Noel Dellow

Personal information
- Full name: Harold Noel Dellow
- Born: 14 February 1929 Ashburton, New Zealand
- Died: 1 September 2021 (aged 92) Timaru, New Zealand
- Batting: Left-handed
- Bowling: Right-arm medium-pace
- Role: Bowler

Domestic team information
- 1954-55 to 1955-56: Canterbury

Career statistics
| Competition | First-class |
| Matches | 5 |
| Runs scored | 37 |
| Batting average | 5.28 |
| 100s/50s | 0/0 |
| Top score | 15 not out |
| Balls bowled | 748 |
| Wickets | 11 |
| Bowling average | 33.36 |
| 5 wickets in innings | 0 |
| 10 wickets in match | 0 |
| Best bowling | 3/84 |
| Catches/stumpings | 1/– |
- Source: Cricinfo, 12 June 2020

= Noel Dellow =

New Zealand cricketer (1929–2021)

Harold Noel Dellow (14 February 1929 – 1 September 2021) was a New Zealand cricketer who played five matches of first-class cricket for Canterbury between early 1955 and early 1956.

==Life and career==
Born in Ashburton, Noel Dellow was a medium-pace bowler.

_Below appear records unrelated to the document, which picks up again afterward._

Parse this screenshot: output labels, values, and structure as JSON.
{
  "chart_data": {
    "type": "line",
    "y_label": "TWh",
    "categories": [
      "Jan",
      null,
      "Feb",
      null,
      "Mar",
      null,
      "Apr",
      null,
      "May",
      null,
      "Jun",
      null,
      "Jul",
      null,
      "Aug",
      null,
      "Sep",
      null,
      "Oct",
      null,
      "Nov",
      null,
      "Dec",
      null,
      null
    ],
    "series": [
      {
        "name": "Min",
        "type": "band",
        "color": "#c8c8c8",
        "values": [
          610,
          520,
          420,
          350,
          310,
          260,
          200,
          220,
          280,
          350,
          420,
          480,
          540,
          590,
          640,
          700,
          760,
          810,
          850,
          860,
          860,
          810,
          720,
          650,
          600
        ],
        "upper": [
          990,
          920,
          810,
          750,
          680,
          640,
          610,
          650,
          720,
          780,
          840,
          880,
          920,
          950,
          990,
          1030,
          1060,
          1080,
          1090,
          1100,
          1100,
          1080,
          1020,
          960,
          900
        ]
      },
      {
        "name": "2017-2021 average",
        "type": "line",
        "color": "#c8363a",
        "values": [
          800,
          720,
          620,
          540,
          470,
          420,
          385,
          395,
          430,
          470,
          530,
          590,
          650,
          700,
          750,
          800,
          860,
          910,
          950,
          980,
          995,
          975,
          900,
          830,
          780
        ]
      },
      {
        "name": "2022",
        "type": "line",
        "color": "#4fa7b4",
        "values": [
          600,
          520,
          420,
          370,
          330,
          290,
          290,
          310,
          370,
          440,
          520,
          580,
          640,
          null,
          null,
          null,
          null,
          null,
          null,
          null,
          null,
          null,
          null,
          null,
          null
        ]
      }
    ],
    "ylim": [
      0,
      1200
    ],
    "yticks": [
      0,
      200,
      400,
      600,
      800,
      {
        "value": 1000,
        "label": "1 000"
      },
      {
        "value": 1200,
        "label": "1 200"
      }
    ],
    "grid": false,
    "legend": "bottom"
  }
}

His best first-class batting and bowling performances came in the first innings of the Plunket Shield match against Auckland in 1955–56, when he took 3 for 84 opening the bowling and then scored 15 not out at number 11.

Dellow spent most of his life in South Canterbury. Playing for a South Island Minor Associations XI against the touring Australian team in 1959–60, he took 5 for 63 off 30 overs, although he was unable to prevent an innings defeat. He later served as executive director of the South Canterbury Cricket Association and was awarded life membership of the association.

Dellow worked as a chartered accountant in Timaru. He lived in retirement in Timaru, and died there on 1 September 2021.